You seem to be grossly insensitive to the existential fears that that Hamas supporters have provoked
You seem really into pretending drama is an argument.
Don't tell me I don't get to speak because I'm not Jewish. It's stupid when the left does it and it's stupid when you do it.
That in this discussion about the meaning of the testimony you wander off into this? You've got passion, but nothing substantive.
You prep folks. Good for you.
You have a lot of nerve telling me that I am ignorant, when you show yours every day.
I have done plenty of cpach and as for trainers, we always used professional, specialists, which I suspect that you are not. I admit I am not a specialist .
As for Magill, she has failed at her job. The primary role for a university president is fund raising. She has lost credibility with her donors.Whether you approve of their reasons is irrelevant. She need to be replaced for the good of Penn.
There are two reasons for hearings on the hill:
For Members to look tough to their constituents.
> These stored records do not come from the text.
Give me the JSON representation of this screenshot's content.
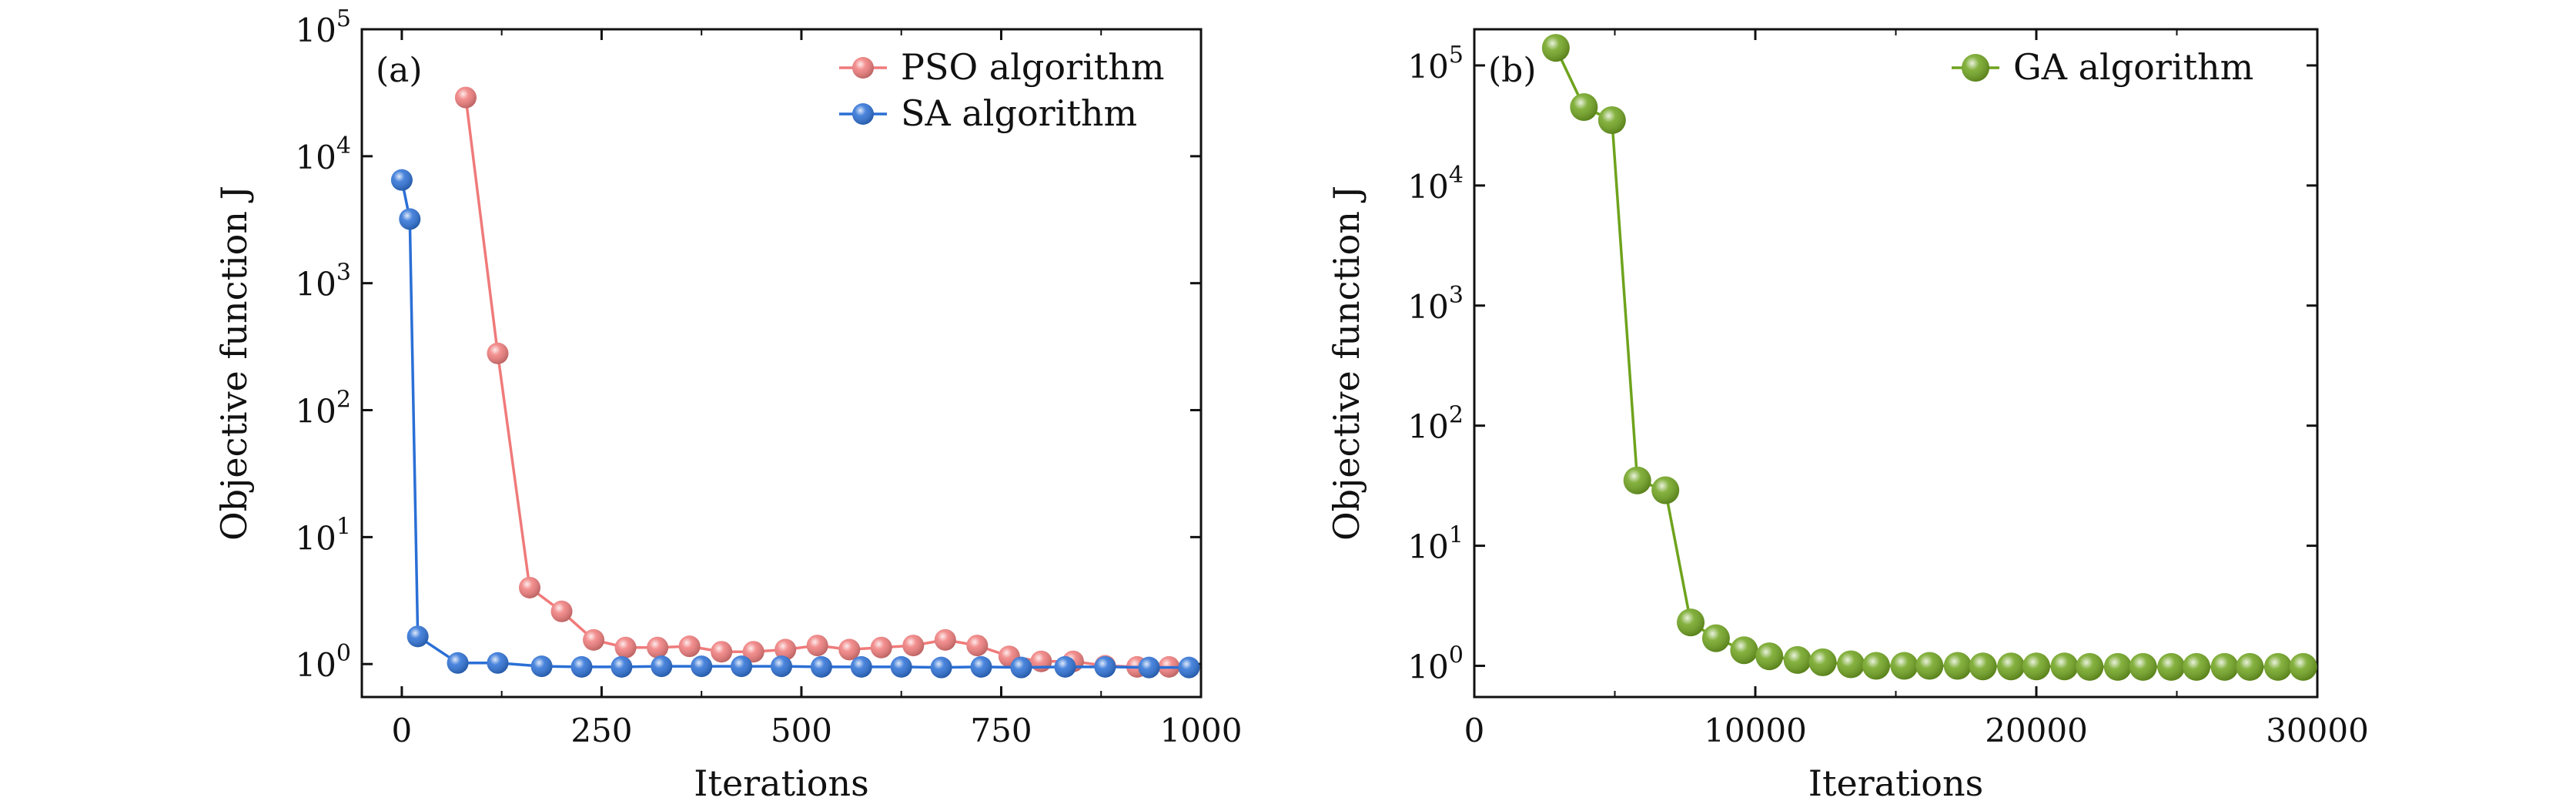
{
  "chart_data": [
    {
      "type": "line",
      "panel_label": "(a)",
      "xlabel": "Iterations",
      "ylabel": "Objective function J",
      "yscale": "log",
      "xlim": [
        -50,
        1000
      ],
      "ylim": [
        0.55,
        100000
      ],
      "xticks": [
        0,
        250,
        500,
        750,
        1000
      ],
      "xtick_labels": [
        "0",
        "250",
        "500",
        "750",
        "1000"
      ],
      "yticks": [
        1,
        10,
        100,
        1000,
        10000,
        100000
      ],
      "ytick_labels": [
        {
          "base": "10",
          "exp": "0"
        },
        {
          "base": "10",
          "exp": "1"
        },
        {
          "base": "10",
          "exp": "2"
        },
        {
          "base": "10",
          "exp": "3"
        },
        {
          "base": "10",
          "exp": "4"
        },
        {
          "base": "10",
          "exp": "5"
        }
      ],
      "legend_position": "top-right",
      "series": [
        {
          "name": "PSO algorithm",
          "color": "#f07a7a",
          "x": [
            80,
            120,
            160,
            200,
            240,
            280,
            320,
            360,
            400,
            440,
            480,
            520,
            560,
            600,
            640,
            680,
            720,
            760,
            800,
            840,
            880,
            920,
            960
          ],
          "y": [
            29000,
            280,
            4.0,
            2.6,
            1.55,
            1.35,
            1.35,
            1.38,
            1.25,
            1.25,
            1.3,
            1.4,
            1.3,
            1.35,
            1.4,
            1.55,
            1.4,
            1.15,
            1.05,
            1.05,
            0.97,
            0.95,
            0.95
          ]
        },
        {
          "name": "SA algorithm",
          "color": "#2a6fd6",
          "x": [
            0,
            10,
            20,
            70,
            120,
            175,
            225,
            275,
            325,
            375,
            425,
            475,
            525,
            575,
            625,
            675,
            725,
            775,
            830,
            880,
            935,
            985
          ],
          "y": [
            6500,
            3200,
            1.65,
            1.02,
            1.02,
            0.96,
            0.95,
            0.95,
            0.96,
            0.96,
            0.96,
            0.96,
            0.95,
            0.95,
            0.95,
            0.94,
            0.95,
            0.94,
            0.95,
            0.95,
            0.94,
            0.94
          ]
        }
      ]
    },
    {
      "type": "line",
      "panel_label": "(b)",
      "xlabel": "Iterations",
      "ylabel": "Objective function J",
      "yscale": "log",
      "xlim": [
        0,
        30000
      ],
      "ylim": [
        0.55,
        200000
      ],
      "xticks": [
        0,
        10000,
        20000,
        30000
      ],
      "xtick_labels": [
        "0",
        "10000",
        "20000",
        "30000"
      ],
      "yticks": [
        1,
        10,
        100,
        1000,
        10000,
        100000
      ],
      "ytick_labels": [
        {
          "base": "10",
          "exp": "0"
        },
        {
          "base": "10",
          "exp": "1"
        },
        {
          "base": "10",
          "exp": "2"
        },
        {
          "base": "10",
          "exp": "3"
        },
        {
          "base": "10",
          "exp": "4"
        },
        {
          "base": "10",
          "exp": "5"
        }
      ],
      "legend_position": "top-right",
      "series": [
        {
          "name": "GA algorithm",
          "color": "#6ea31c",
          "x": [
            2900,
            3900,
            4900,
            5800,
            6800,
            7700,
            8600,
            9600,
            10500,
            11500,
            12400,
            13400,
            14300,
            15300,
            16200,
            17200,
            18100,
            19100,
            20000,
            21000,
            21900,
            22900,
            23800,
            24800,
            25700,
            26700,
            27600,
            28600,
            29500
          ],
          "y": [
            140000,
            45000,
            35000,
            35,
            29,
            2.3,
            1.7,
            1.35,
            1.2,
            1.12,
            1.07,
            1.03,
            1.0,
            1.0,
            1.0,
            1.0,
            0.99,
            0.99,
            0.99,
            0.99,
            0.98,
            0.98,
            0.98,
            0.98,
            0.98,
            0.98,
            0.98,
            0.98,
            0.98
          ]
        }
      ]
    }
  ]
}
for Members to look smart to their constituents.
Questions are pre-briefed in both directions. It is rare for anyone testifying to be surprised up there. It is just about impossible for a Member to be surprised, if they're being at all diligent.
That you think such an overdetermined situation allowed for any chance to avoid pissing people off shows you don't know the lay of the land at all.
Or you just want to condemn someone and don't much care about the factual predicate to do so.